ABOUT PERCONA TOOLKIT¶
This tool is part of Percona Toolkit, a collection of advanced command-line tools for MySQL developed by Percona. Percona Toolkit was forked from two projects in June, 2011: Maatkit and Aspersa. Those projects were created by Baron Schwartz and primarily developed by him and Daniel Nichter.

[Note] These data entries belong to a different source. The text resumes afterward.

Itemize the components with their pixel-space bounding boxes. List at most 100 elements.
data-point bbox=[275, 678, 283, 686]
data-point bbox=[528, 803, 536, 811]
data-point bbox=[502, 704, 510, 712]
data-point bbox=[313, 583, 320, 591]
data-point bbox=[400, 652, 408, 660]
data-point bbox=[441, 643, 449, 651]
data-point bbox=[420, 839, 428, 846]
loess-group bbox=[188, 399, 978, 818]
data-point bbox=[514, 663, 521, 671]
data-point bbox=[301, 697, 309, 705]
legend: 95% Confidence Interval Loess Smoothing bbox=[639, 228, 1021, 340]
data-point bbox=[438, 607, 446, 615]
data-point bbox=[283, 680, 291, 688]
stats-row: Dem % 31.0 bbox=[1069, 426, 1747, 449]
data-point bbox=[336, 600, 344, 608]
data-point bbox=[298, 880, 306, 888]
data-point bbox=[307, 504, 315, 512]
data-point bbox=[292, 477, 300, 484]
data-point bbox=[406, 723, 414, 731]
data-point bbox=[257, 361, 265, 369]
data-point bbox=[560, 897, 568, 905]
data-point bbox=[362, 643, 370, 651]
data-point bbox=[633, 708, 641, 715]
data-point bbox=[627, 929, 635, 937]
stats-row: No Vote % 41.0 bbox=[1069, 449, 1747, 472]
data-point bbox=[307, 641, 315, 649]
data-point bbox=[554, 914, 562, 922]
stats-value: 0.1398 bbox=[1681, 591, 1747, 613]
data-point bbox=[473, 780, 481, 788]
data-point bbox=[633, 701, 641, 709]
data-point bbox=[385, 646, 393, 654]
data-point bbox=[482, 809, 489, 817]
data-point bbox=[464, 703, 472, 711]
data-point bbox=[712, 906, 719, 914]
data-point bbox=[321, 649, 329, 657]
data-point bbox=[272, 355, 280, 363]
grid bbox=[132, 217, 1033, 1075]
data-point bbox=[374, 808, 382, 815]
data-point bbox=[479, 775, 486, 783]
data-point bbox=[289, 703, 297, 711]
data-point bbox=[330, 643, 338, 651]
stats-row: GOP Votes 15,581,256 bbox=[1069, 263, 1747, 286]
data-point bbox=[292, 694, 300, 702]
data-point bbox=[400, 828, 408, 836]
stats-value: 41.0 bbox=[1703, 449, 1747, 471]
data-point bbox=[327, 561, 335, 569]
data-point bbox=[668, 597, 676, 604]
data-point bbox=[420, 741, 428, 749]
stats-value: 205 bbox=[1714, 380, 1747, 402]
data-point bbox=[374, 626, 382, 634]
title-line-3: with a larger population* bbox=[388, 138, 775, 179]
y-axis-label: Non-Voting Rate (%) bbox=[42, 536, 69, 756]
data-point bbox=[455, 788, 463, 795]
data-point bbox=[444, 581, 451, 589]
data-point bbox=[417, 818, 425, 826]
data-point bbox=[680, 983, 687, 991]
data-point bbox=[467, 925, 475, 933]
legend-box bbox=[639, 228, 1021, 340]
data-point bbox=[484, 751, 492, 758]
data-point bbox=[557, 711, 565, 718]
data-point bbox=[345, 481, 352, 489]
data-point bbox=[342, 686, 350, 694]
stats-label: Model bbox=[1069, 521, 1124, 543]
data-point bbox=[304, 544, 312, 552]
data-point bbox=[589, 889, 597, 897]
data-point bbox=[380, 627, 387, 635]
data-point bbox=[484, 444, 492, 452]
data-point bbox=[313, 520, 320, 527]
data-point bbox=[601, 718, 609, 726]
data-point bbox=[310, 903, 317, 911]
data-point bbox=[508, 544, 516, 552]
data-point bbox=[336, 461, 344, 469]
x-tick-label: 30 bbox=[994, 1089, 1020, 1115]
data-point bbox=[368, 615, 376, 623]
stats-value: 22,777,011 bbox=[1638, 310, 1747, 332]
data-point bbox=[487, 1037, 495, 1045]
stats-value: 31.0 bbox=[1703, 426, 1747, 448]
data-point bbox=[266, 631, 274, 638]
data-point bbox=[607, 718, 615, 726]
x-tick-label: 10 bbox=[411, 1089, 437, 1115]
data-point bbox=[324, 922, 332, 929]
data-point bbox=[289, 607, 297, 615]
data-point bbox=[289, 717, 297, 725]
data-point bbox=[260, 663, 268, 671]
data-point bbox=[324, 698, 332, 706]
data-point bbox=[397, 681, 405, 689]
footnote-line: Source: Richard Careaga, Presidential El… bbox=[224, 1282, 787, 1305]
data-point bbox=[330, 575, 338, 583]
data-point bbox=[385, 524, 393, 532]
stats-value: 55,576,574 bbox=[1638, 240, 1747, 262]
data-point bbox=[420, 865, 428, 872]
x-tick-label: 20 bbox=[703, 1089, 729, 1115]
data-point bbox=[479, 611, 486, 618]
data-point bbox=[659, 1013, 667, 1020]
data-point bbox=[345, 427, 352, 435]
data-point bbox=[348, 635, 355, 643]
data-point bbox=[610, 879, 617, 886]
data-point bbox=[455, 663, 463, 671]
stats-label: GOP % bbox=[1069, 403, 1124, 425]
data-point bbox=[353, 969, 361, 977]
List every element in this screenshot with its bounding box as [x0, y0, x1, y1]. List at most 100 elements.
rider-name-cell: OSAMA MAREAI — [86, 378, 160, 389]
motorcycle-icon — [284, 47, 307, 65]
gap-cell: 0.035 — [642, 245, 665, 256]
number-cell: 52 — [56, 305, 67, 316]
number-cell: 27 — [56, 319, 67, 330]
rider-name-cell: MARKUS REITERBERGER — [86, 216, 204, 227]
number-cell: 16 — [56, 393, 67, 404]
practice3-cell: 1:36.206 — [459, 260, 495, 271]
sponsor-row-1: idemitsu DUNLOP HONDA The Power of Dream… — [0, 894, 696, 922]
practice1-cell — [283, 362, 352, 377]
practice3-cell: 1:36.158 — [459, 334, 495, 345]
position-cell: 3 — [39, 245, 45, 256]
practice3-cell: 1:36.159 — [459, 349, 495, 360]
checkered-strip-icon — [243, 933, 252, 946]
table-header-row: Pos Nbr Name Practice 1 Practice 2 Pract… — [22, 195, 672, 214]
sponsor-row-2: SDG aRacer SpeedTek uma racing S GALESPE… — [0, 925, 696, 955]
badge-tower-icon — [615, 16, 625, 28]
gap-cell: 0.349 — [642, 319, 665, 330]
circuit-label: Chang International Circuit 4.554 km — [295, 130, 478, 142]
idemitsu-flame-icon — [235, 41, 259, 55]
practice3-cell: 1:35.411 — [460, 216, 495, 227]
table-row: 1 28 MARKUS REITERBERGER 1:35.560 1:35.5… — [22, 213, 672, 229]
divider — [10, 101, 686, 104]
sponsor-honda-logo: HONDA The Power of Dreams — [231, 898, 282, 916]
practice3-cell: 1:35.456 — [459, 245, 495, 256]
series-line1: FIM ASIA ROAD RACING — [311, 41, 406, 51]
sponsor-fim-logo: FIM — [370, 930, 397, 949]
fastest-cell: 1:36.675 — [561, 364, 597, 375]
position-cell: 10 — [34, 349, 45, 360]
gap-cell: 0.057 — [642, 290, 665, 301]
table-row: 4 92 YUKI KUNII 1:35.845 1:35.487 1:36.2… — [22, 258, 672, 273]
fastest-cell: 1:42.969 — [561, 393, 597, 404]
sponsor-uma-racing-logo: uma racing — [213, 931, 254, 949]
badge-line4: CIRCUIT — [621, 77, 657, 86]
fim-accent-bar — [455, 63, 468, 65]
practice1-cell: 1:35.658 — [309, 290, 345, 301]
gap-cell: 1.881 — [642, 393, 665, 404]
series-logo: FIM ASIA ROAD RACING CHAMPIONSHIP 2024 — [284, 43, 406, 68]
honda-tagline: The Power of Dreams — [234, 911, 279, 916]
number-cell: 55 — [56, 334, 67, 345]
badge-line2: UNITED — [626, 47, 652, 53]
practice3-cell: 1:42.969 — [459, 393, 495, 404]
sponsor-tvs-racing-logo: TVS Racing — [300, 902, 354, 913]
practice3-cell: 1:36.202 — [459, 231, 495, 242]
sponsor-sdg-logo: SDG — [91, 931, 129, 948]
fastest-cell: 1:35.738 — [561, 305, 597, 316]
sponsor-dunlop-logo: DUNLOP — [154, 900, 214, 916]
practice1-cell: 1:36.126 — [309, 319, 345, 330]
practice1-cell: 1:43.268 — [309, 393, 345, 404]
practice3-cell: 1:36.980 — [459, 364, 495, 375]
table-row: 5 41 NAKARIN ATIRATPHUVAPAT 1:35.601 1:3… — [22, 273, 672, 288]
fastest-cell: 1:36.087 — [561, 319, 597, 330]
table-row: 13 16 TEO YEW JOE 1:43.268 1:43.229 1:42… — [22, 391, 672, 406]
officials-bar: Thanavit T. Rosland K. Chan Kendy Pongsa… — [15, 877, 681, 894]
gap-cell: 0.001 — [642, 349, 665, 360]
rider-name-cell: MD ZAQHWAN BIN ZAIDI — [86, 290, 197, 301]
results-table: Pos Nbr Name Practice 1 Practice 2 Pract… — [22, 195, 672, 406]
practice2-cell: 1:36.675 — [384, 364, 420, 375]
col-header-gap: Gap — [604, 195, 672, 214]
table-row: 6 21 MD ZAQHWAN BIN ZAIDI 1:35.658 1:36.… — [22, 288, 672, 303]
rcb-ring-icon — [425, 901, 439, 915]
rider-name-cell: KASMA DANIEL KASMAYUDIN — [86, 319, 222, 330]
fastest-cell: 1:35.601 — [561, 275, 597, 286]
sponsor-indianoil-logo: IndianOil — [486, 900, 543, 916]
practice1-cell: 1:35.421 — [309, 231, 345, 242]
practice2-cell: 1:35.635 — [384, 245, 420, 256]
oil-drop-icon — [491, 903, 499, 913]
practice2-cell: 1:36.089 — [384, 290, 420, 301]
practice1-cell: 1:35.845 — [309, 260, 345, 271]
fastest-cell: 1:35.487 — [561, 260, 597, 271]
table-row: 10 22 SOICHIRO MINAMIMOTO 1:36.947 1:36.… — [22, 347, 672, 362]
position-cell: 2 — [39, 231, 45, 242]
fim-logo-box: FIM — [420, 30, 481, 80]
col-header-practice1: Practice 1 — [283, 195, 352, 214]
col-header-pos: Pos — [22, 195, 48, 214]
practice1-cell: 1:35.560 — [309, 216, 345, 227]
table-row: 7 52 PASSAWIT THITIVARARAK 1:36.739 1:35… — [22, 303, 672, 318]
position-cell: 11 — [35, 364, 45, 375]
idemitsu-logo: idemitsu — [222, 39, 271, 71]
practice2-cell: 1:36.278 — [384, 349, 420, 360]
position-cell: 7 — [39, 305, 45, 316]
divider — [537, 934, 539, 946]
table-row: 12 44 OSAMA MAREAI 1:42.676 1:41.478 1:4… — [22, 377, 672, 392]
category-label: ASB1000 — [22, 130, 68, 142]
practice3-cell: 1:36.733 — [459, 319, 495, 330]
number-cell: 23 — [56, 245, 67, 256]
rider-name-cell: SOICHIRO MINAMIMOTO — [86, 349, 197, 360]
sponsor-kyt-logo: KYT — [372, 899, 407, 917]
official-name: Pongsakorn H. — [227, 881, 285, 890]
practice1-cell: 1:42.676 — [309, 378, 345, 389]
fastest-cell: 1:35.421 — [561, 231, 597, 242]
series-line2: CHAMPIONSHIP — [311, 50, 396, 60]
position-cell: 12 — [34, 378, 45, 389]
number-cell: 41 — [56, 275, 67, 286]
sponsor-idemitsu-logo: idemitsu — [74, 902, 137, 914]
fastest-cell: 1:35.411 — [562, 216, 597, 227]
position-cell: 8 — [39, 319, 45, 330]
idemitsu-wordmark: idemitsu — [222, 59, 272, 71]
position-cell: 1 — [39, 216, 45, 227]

Visit http://www.percona.com/software/ to learn about other free, open-source software from Percona.
COPYRIGHT, LICENSE, AND WARRANTY¶
This program is copyright 2007-2024 Percona LLC and/or its affiliates, 2006 Proven Scaling LLC and Six Apart Ltd.
Feedback and improvements are welcome.
THIS PROGRAM IS PROVIDED “AS IS” AND WITHOUT ANY EXPRESS OR IMPLIED WARRANTIES, INCLUDING, WITHOUT LIMITATION, THE IMPLIED WARRANTIES OF MERCHANTABILITY AND FITNESS FOR A PARTICULAR PURPOSE.
This program is free software; you can redistribute it and/or modify it under the terms of the GNU General Public License as published by the Free Software Foundation, version 2; OR the Perl Artistic License. On UNIX and similar systems, you can issue `man perlgpl’ or `man perlartistic’ to read these licenses.
You should have received a copy of the GNU General Public License along with this program; if not, write to the Free Software Foundation, Inc., 59 Temple Place, Suite 330, Boston, MA 02111-1307 USA.